Stephen Mitchell, head of Strategy Global Equities di Jupiter AM, sostiene che le politiche fiscali raccolgono il testimone delle politiche monetarie ormai in esaurimento. “Nei prossimi dodici mesi, probabilmente assisteremo a un maggiore impiego di politiche fiscali volte a stimolare la crescita, al passaggio dalla deflazione all’inflazione con conseguente indebolimento dei mercati obbligazionari, e una modesta ripresa dei mercati emergenti quando cominceranno a sentirsi gli effetti dei tagli ai tassi di interesse. All’inizio del 2016, ci siamo chiesti se la politica fiscale potesse offrire “un po’ di supporto alla crescita” e ora abbiamo una risposta. Il Canada è stato uno dei primi Paesi ad intraprendere un percorso del genere quest’anno, introducendo un importante piano di spesa in infrastrutture nel proprio bilancio di marzo. La Corea del Sud è stata rapida a seguire l’esempio canadese, ma l’elezione di Donald Trump potrebbe essere la vera svolta. Se Trump portasse a compimento alcuni impegni che si è assunto in campagna elettorale e che gli hanno consentito di vincere le elezioni, ci si potrebbe aspettare ambiziosi programmi di riforma fiscale e di spesa in infrastrutture negli Stati Uniti”.
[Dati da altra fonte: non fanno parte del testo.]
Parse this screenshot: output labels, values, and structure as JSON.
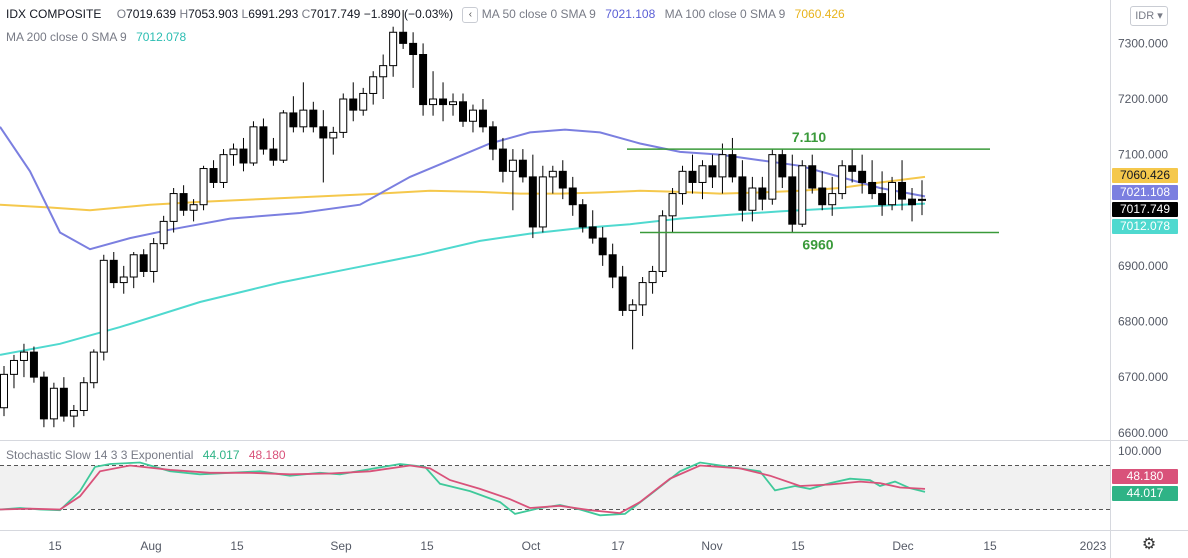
{
  "legend": {
    "symbol": "IDX COMPOSITE",
    "o_label": "O",
    "o_value": "7019.639",
    "h_label": "H",
    "h_value": "7053.903",
    "l_label": "L",
    "l_value": "6991.293",
    "c_label": "C",
    "c_value": "7017.749",
    "change": "−1.890 (−0.03%)",
    "ma50_label": "MA 50 close 0 SMA 9",
    "ma50_value": "7021.108",
    "ma100_label": "MA 100 close 0 SMA 9",
    "ma100_value": "7060.426",
    "ma200_label": "MA 200 close 0 SMA 9",
    "ma200_value": "7012.078",
    "back_glyph": "‹"
  },
  "currency": "IDR ▾",
  "stoch_legend": {
    "label": "Stochastic Slow 14 3 3 Exponential",
    "k_value": "44.017",
    "d_value": "48.180"
  },
  "price_tags": {
    "ma100": "7060.426",
    "ma50": "7021.108",
    "close": "7017.749",
    "ma200": "7012.078"
  },
  "stoch_tags": {
    "d": "48.180",
    "k": "44.017"
  },
  "annotations": {
    "resistance": "7.110",
    "support": "6960"
  },
  "gear_glyph": "⚙",
  "colors": {
    "up": "#ffffff",
    "down": "#000000",
    "ma50": "#7b7fe0",
    "ma100": "#f5c84c",
    "ma200": "#4fd9cf",
    "stoch_k": "#3fc99a",
    "stoch_d": "#d9527a",
    "level_line": "#3a9a3a",
    "close_tag": "#000000"
  },
  "chart_data": {
    "type": "candlestick",
    "price_axis": {
      "ticks": [
        "7300.000",
        "7200.000",
        "7100.000",
        "7000.000",
        "6900.000",
        "6800.000",
        "6700.000",
        "6600.000"
      ],
      "range": [
        6587,
        7378
      ]
    },
    "stoch_axis": {
      "ticks": [
        "100.000"
      ],
      "range": [
        -8,
        112
      ],
      "bands": [
        80,
        20
      ]
    },
    "time_axis": {
      "ticks": [
        "15",
        "Aug",
        "15",
        "Sep",
        "15",
        "Oct",
        "17",
        "Nov",
        "15",
        "Dec",
        "15",
        "2023"
      ]
    },
    "levels": [
      {
        "label": "7.110",
        "value": 7110
      },
      {
        "label": "6960",
        "value": 6960
      }
    ],
    "candles": [
      [
        6645,
        6720,
        6630,
        6705
      ],
      [
        6705,
        6740,
        6680,
        6730
      ],
      [
        6730,
        6760,
        6700,
        6745
      ],
      [
        6745,
        6755,
        6690,
        6700
      ],
      [
        6700,
        6710,
        6610,
        6625
      ],
      [
        6625,
        6690,
        6610,
        6680
      ],
      [
        6680,
        6700,
        6620,
        6630
      ],
      [
        6630,
        6650,
        6610,
        6640
      ],
      [
        6640,
        6700,
        6630,
        6690
      ],
      [
        6690,
        6750,
        6680,
        6745
      ],
      [
        6745,
        6920,
        6730,
        6910
      ],
      [
        6910,
        6925,
        6860,
        6870
      ],
      [
        6870,
        6900,
        6850,
        6880
      ],
      [
        6880,
        6925,
        6860,
        6920
      ],
      [
        6920,
        6930,
        6880,
        6890
      ],
      [
        6890,
        6950,
        6870,
        6940
      ],
      [
        6940,
        6990,
        6930,
        6980
      ],
      [
        6980,
        7040,
        6960,
        7030
      ],
      [
        7030,
        7045,
        6990,
        7000
      ],
      [
        7000,
        7020,
        6980,
        7010
      ],
      [
        7010,
        7080,
        7000,
        7075
      ],
      [
        7075,
        7090,
        7040,
        7050
      ],
      [
        7050,
        7110,
        7040,
        7100
      ],
      [
        7100,
        7120,
        7080,
        7110
      ],
      [
        7110,
        7130,
        7070,
        7085
      ],
      [
        7085,
        7160,
        7080,
        7150
      ],
      [
        7150,
        7165,
        7100,
        7110
      ],
      [
        7110,
        7130,
        7080,
        7090
      ],
      [
        7090,
        7180,
        7085,
        7175
      ],
      [
        7175,
        7205,
        7140,
        7150
      ],
      [
        7150,
        7230,
        7140,
        7180
      ],
      [
        7180,
        7195,
        7140,
        7150
      ],
      [
        7150,
        7180,
        7050,
        7130
      ],
      [
        7130,
        7150,
        7100,
        7140
      ],
      [
        7140,
        7210,
        7130,
        7200
      ],
      [
        7200,
        7230,
        7160,
        7180
      ],
      [
        7180,
        7220,
        7170,
        7210
      ],
      [
        7210,
        7250,
        7190,
        7240
      ],
      [
        7240,
        7280,
        7200,
        7260
      ],
      [
        7260,
        7330,
        7240,
        7320
      ],
      [
        7320,
        7360,
        7290,
        7300
      ],
      [
        7300,
        7320,
        7220,
        7280
      ],
      [
        7280,
        7300,
        7170,
        7190
      ],
      [
        7190,
        7250,
        7170,
        7200
      ],
      [
        7200,
        7230,
        7160,
        7190
      ],
      [
        7190,
        7210,
        7170,
        7195
      ],
      [
        7195,
        7210,
        7150,
        7160
      ],
      [
        7160,
        7190,
        7140,
        7180
      ],
      [
        7180,
        7200,
        7140,
        7150
      ],
      [
        7150,
        7160,
        7090,
        7110
      ],
      [
        7110,
        7130,
        7050,
        7070
      ],
      [
        7070,
        7110,
        7000,
        7090
      ],
      [
        7090,
        7110,
        7050,
        7060
      ],
      [
        7060,
        7100,
        6950,
        6970
      ],
      [
        6970,
        7080,
        6960,
        7060
      ],
      [
        7060,
        7080,
        7030,
        7070
      ],
      [
        7070,
        7090,
        7020,
        7040
      ],
      [
        7040,
        7060,
        6990,
        7010
      ],
      [
        7010,
        7020,
        6960,
        6970
      ],
      [
        6970,
        7000,
        6940,
        6950
      ],
      [
        6950,
        6970,
        6900,
        6920
      ],
      [
        6920,
        6940,
        6860,
        6880
      ],
      [
        6880,
        6900,
        6810,
        6820
      ],
      [
        6820,
        6840,
        6750,
        6830
      ],
      [
        6830,
        6880,
        6810,
        6870
      ],
      [
        6870,
        6900,
        6850,
        6890
      ],
      [
        6890,
        7000,
        6880,
        6990
      ],
      [
        6990,
        7040,
        6960,
        7030
      ],
      [
        7030,
        7080,
        7010,
        7070
      ],
      [
        7070,
        7100,
        7030,
        7050
      ],
      [
        7050,
        7090,
        7020,
        7080
      ],
      [
        7080,
        7100,
        7040,
        7060
      ],
      [
        7060,
        7120,
        7030,
        7100
      ],
      [
        7100,
        7130,
        7050,
        7060
      ],
      [
        7060,
        7090,
        6980,
        7000
      ],
      [
        7000,
        7060,
        6980,
        7040
      ],
      [
        7040,
        7060,
        7000,
        7020
      ],
      [
        7020,
        7110,
        7010,
        7100
      ],
      [
        7100,
        7110,
        7040,
        7060
      ],
      [
        7060,
        7100,
        6960,
        6975
      ],
      [
        6975,
        7090,
        6970,
        7080
      ],
      [
        7080,
        7100,
        7030,
        7040
      ],
      [
        7040,
        7070,
        7000,
        7010
      ],
      [
        7010,
        7060,
        6990,
        7030
      ],
      [
        7030,
        7090,
        7020,
        7080
      ],
      [
        7080,
        7110,
        7050,
        7070
      ],
      [
        7070,
        7100,
        7030,
        7050
      ],
      [
        7050,
        7090,
        7020,
        7030
      ],
      [
        7030,
        7070,
        6990,
        7010
      ],
      [
        7010,
        7060,
        7000,
        7050
      ],
      [
        7050,
        7090,
        7000,
        7020
      ],
      [
        7020,
        7040,
        6980,
        7010
      ],
      [
        7019.639,
        7053.903,
        6991.293,
        7017.749
      ]
    ],
    "ma50": [
      [
        0,
        7150
      ],
      [
        30,
        7070
      ],
      [
        60,
        6960
      ],
      [
        90,
        6930
      ],
      [
        130,
        6950
      ],
      [
        170,
        6965
      ],
      [
        230,
        6985
      ],
      [
        300,
        6995
      ],
      [
        360,
        7010
      ],
      [
        410,
        7060
      ],
      [
        450,
        7090
      ],
      [
        490,
        7120
      ],
      [
        530,
        7140
      ],
      [
        565,
        7145
      ],
      [
        600,
        7140
      ],
      [
        640,
        7120
      ],
      [
        680,
        7105
      ],
      [
        720,
        7100
      ],
      [
        760,
        7090
      ],
      [
        800,
        7080
      ],
      [
        840,
        7060
      ],
      [
        880,
        7040
      ],
      [
        925,
        7025
      ]
    ],
    "ma100": [
      [
        0,
        7010
      ],
      [
        50,
        7005
      ],
      [
        90,
        7000
      ],
      [
        150,
        7010
      ],
      [
        200,
        7015
      ],
      [
        260,
        7020
      ],
      [
        320,
        7025
      ],
      [
        380,
        7030
      ],
      [
        430,
        7035
      ],
      [
        480,
        7033
      ],
      [
        520,
        7030
      ],
      [
        560,
        7030
      ],
      [
        600,
        7032
      ],
      [
        640,
        7035
      ],
      [
        680,
        7033
      ],
      [
        720,
        7030
      ],
      [
        760,
        7032
      ],
      [
        800,
        7035
      ],
      [
        840,
        7040
      ],
      [
        880,
        7050
      ],
      [
        925,
        7060
      ]
    ],
    "ma200": [
      [
        0,
        6740
      ],
      [
        60,
        6760
      ],
      [
        120,
        6790
      ],
      [
        200,
        6835
      ],
      [
        280,
        6870
      ],
      [
        350,
        6895
      ],
      [
        420,
        6920
      ],
      [
        480,
        6945
      ],
      [
        530,
        6958
      ],
      [
        580,
        6968
      ],
      [
        630,
        6975
      ],
      [
        680,
        6985
      ],
      [
        730,
        6992
      ],
      [
        780,
        6998
      ],
      [
        830,
        7003
      ],
      [
        880,
        7008
      ],
      [
        925,
        7012
      ]
    ],
    "stoch_k": [
      [
        0,
        20
      ],
      [
        20,
        22
      ],
      [
        40,
        20
      ],
      [
        60,
        19
      ],
      [
        80,
        45
      ],
      [
        95,
        78
      ],
      [
        110,
        82
      ],
      [
        140,
        84
      ],
      [
        170,
        72
      ],
      [
        200,
        68
      ],
      [
        230,
        70
      ],
      [
        260,
        72
      ],
      [
        290,
        66
      ],
      [
        320,
        70
      ],
      [
        340,
        68
      ],
      [
        370,
        75
      ],
      [
        400,
        82
      ],
      [
        425,
        78
      ],
      [
        440,
        55
      ],
      [
        470,
        45
      ],
      [
        500,
        30
      ],
      [
        515,
        14
      ],
      [
        540,
        22
      ],
      [
        560,
        26
      ],
      [
        580,
        20
      ],
      [
        600,
        12
      ],
      [
        625,
        14
      ],
      [
        650,
        40
      ],
      [
        680,
        72
      ],
      [
        700,
        84
      ],
      [
        730,
        78
      ],
      [
        760,
        72
      ],
      [
        775,
        46
      ],
      [
        795,
        52
      ],
      [
        810,
        48
      ],
      [
        830,
        56
      ],
      [
        850,
        62
      ],
      [
        870,
        60
      ],
      [
        880,
        52
      ],
      [
        895,
        58
      ],
      [
        910,
        49
      ],
      [
        925,
        44
      ]
    ],
    "stoch_d": [
      [
        0,
        20
      ],
      [
        30,
        21
      ],
      [
        60,
        20
      ],
      [
        80,
        38
      ],
      [
        100,
        72
      ],
      [
        130,
        80
      ],
      [
        170,
        74
      ],
      [
        210,
        70
      ],
      [
        250,
        70
      ],
      [
        290,
        68
      ],
      [
        330,
        69
      ],
      [
        370,
        72
      ],
      [
        410,
        80
      ],
      [
        430,
        76
      ],
      [
        450,
        60
      ],
      [
        480,
        48
      ],
      [
        510,
        34
      ],
      [
        530,
        22
      ],
      [
        560,
        25
      ],
      [
        590,
        19
      ],
      [
        620,
        15
      ],
      [
        640,
        30
      ],
      [
        670,
        62
      ],
      [
        700,
        80
      ],
      [
        740,
        76
      ],
      [
        770,
        66
      ],
      [
        800,
        52
      ],
      [
        830,
        54
      ],
      [
        860,
        58
      ],
      [
        880,
        56
      ],
      [
        900,
        50
      ],
      [
        925,
        48
      ]
    ]
  }
}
Infine Dave Lafferty, chief Market strategist di Natixis Global Asset Management, fornisce qualche considerazione sulla divergenza tra le banche centrali e sul rafforzamento del dollaro statunitense. “Dato che occupazione e inflazione continuano a crescere, sembrano non esserci più ostacoli per una Federal Open Market Committee (FOMC) sotto gli occhi della stampa. Il consenso per un dollaro più forte era alquanto esagerato. Le divergenze delle banche centrali sono state evidenti per quasi tre anni, e sono state in gran parte già scontate dal mercato, come si evince dal rafforzamento del 25% del dollaro americano, dalla metà del 2014. Contrariamente alla dichiarazione di Draghi, la BCE ha attuato il tapering, ed esistono tutt’ora vincoli di formato per un QE corporate. La BOJ sta anche rivalutando la sua politica, e se l’agenda di Trump dovesse in qualche modo entrare in una fase di stallo, la divergenza tra la Fed e la BCE, o la BOJ, non sarebbe poi così grande, visto che ciò è già stato prezzato dai mercati, come indicato dalla leggerezza di inizio anno del dollaro statunitense”.